Early detection of skin cancer gives you the greatest chance for successful skin cancer treatment. If you suspect any abnormal growth, lumps or changes in your skin; do not hesitate to consult a dermatologist.

Treatment options for skin cancer and pre-cancerous skin lesions will vary depending on the type of lesion. Small skin cancers may simply require a skin biopsy to remove the entire growth, while other types of skin cancer may require other options such as:

 

Freezing (cryosurgery) — Early skin cancers and small lesions can be frozen using liquid nitrogen in a process known as cryosurgery. This kills the tissue and the body will discard the dead cells when it thaws.

 

Excision– Your doctor will cut out the cancerous skin tissue along with some of the healthy skin that surrounds it. This method is done to not only remove the harmful cancer cells, but also to reduce the likelihood of cancer recurrence by removing a margin of the cells around the cancer cells.

 

Mohs surgery – This procedure is used to treat larger or difficult skin cancer cases, and may also be used to treat recurring skin cancer cases. Mohs surgery is also used to treat skin cancer on parts where skin needs to be conserved, such as a person’s nose or lips.

 

For this procedure, the doctor will remove the skin affected by cancer in layers with the use of a microscope. Each layer of skin is removed one by one until all the abnormal / cancerous cells are removed.

 

Curettage with electrosurgery or cryotherapy – A combination of two procedures, the first is curettage; where the doctor will use a spoon-shaped blade to remove the skin cells affected by cancer.

 

Afterwards, the remaining cells will be:

 

  • Burned using an electric needle (electrosurgery)

 

  • Frozen with liquid nitrogen and then removed (cryotherapy)

 

Apart from the aforementioned procedures, other treatment methods may also be employed to treat skin cancer depending on the stage and severity.

 

Radiation therapy / radiotherapy – High-powered energy beams such as X-rays are used to kill the cancer cells.
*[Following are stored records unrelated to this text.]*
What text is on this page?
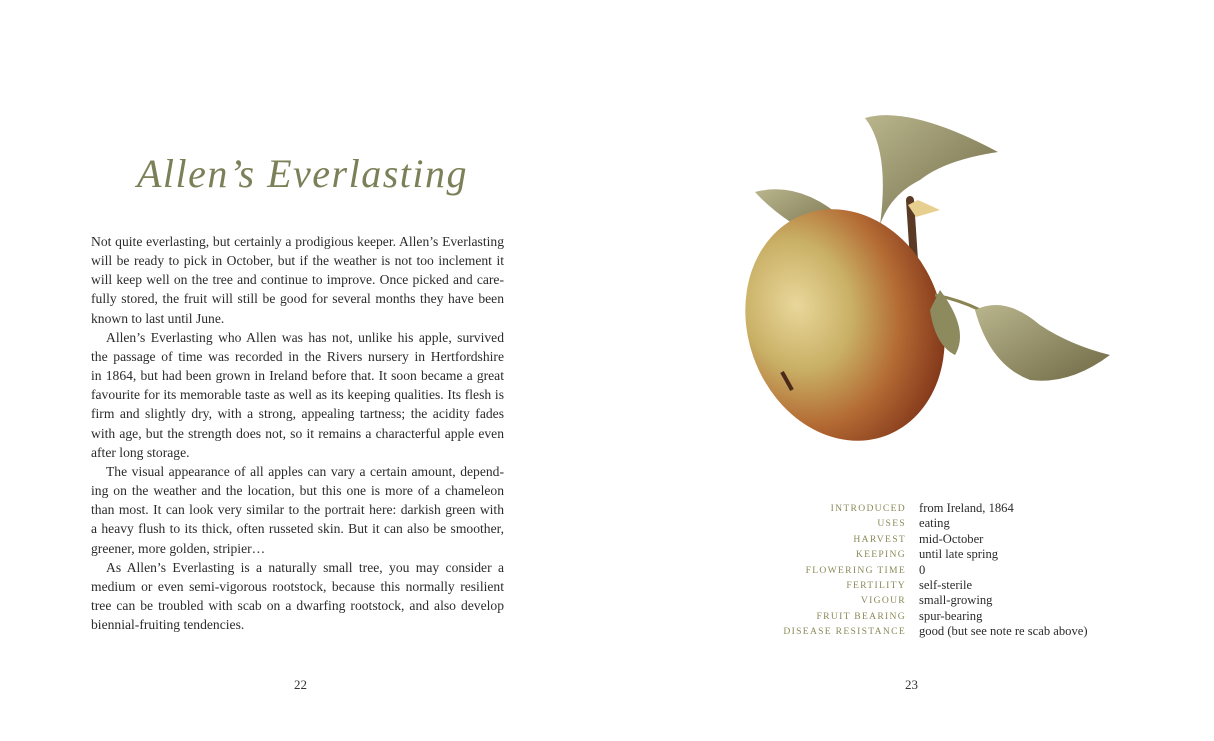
Allen’s Everlasting
Not quite everlasting, but certainly a prodigious keeper. Allen’s Everlasting
will be ready to pick in October, but if the weather is not too inclement it
will keep well on the tree and continue to improve. Once picked and care-
fully stored, the fruit will still be good for several months they have been
known to last until June.
Allen’s Everlasting who Allen was has not, unlike his apple, survived
the passage of time was recorded in the Rivers nursery in Hertfordshire
in 1864, but had been grown in Ireland before that. It soon became a great
favourite for its memorable taste as well as its keeping qualities. Its flesh is
firm and slightly dry, with a strong, appealing tartness; the acidity fades
with age, but the strength does not, so it remains a characterful apple even
after long storage.
The visual appearance of all apples can vary a certain amount, depend-
ing on the weather and the location, but this one is more of a chameleon
than most. It can look very similar to the portrait here: darkish green with
a heavy flush to its thick, often russeted skin. But it can also be smoother,
greener, more golden, stripier…
As Allen’s Everlasting is a naturally small tree, you may consider a
medium or even semi-vigorous rootstock, because this normally resilient
tree can be troubled with scab on a dwarfing rootstock, and also develop
biennial-fruiting tendencies.
22	23
INTRODUCED from Ireland, 1864
USES eating
HARVEST mid-October
KEEPING until late spring
FLOWERING TIME 0
FERTILITY self-sterile
VIGOUR small-growing
FRUIT BEARING spur-bearing
DISEASE RESISTANCE good (but see note re scab above)
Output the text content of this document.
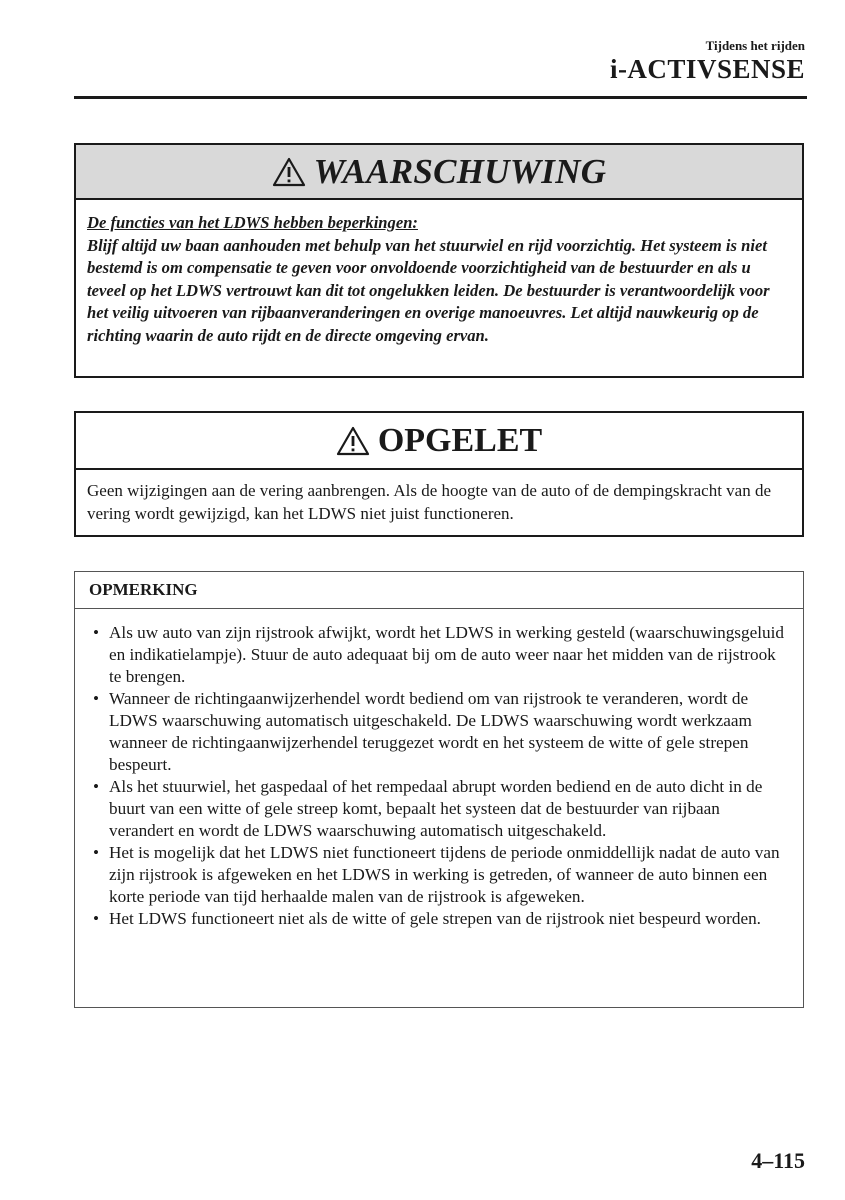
Tijdens het rijden
i-ACTIVSENSE
WAARSCHUWING
De functies van het LDWS hebben beperkingen:
Blijf altijd uw baan aanhouden met behulp van het stuurwiel en rijd voorzichtig. Het systeem is niet bestemd is om compensatie te geven voor onvoldoende voorzichtigheid van de bestuurder en als u teveel op het LDWS vertrouwt kan dit tot ongelukken leiden. De bestuurder is verantwoordelijk voor het veilig uitvoeren van rijbaanveranderingen en overige manoeuvres. Let altijd nauwkeurig op de richting waarin de auto rijdt en de directe omgeving ervan.
OPGELET
Geen wijzigingen aan de vering aanbrengen. Als de hoogte van de auto of de dempingskracht van de vering wordt gewijzigd, kan het LDWS niet juist functioneren.
OPMERKING
• Als uw auto van zijn rijstrook afwijkt, wordt het LDWS in werking gesteld (waarschuwingsgeluid en indikatielampje). Stuur de auto adequaat bij om de auto weer naar het midden van de rijstrook te brengen.
• Wanneer de richtingaanwijzerhendel wordt bediend om van rijstrook te veranderen, wordt de LDWS waarschuwing automatisch uitgeschakeld. De LDWS waarschuwing wordt werkzaam wanneer de richtingaanwijzerhendel teruggezet wordt en het systeem de witte of gele strepen bespeurt.
• Als het stuurwiel, het gaspedaal of het rempedaal abrupt worden bediend en de auto dicht in de buurt van een witte of gele streep komt, bepaalt het systeen dat de bestuurder van rijbaan verandert en wordt de LDWS waarschuwing automatisch uitgeschakeld.
• Het is mogelijk dat het LDWS niet functioneert tijdens de periode onmiddellijk nadat de auto van zijn rijstrook is afgeweken en het LDWS in werking is getreden, of wanneer de auto binnen een korte periode van tijd herhaalde malen van de rijstrook is afgeweken.
• Het LDWS functioneert niet als de witte of gele strepen van de rijstrook niet bespeurd worden.
4–115
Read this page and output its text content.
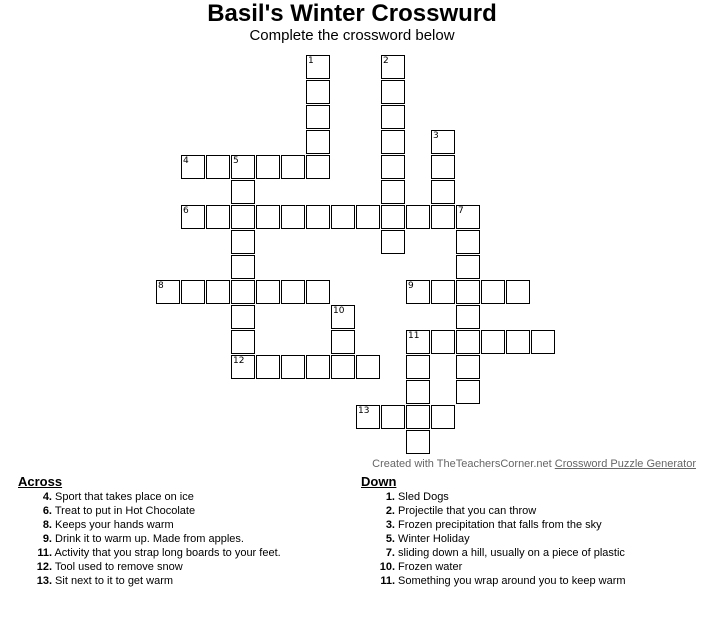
Basil's Winter Crosswurd
Complete the crossword below
1	2
3
4	5
6	7
8	9
10
11
12
13
Created with TheTeachersCorner.net Crossword Puzzle Generator
Across
4. Sport that takes place on ice
6. Treat to put in Hot Chocolate
8. Keeps your hands warm
9. Drink it to warm up. Made from apples.
11. Activity that you strap long boards to your feet.
12. Tool used to remove snow
13. Sit next to it to get warm
Down
1. Sled Dogs
2. Projectile that you can throw
3. Frozen precipitation that falls from the sky
5. Winter Holiday
7. sliding down a hill, usually on a piece of plastic
10. Frozen water
11. Something you wrap around you to keep warm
If the cancer cannot be completely removed by surgery, radiotherapy might be used.

 

Chemotherapy – In some cases, chemotherapy drugs are used to kill cancer cells in the person’s body. For skin cancers that are confined to the top layer of the skin, some anti-cancer agents or creams may be used instead of drugs. Chemotherapy is often used to treat cancers that have spread to other parts of the body.

 

Photodynamic therapy – By using drugs that makes cancer cells more sensitive to light, skin cancer is treated using laser light to destroy the cancer cells.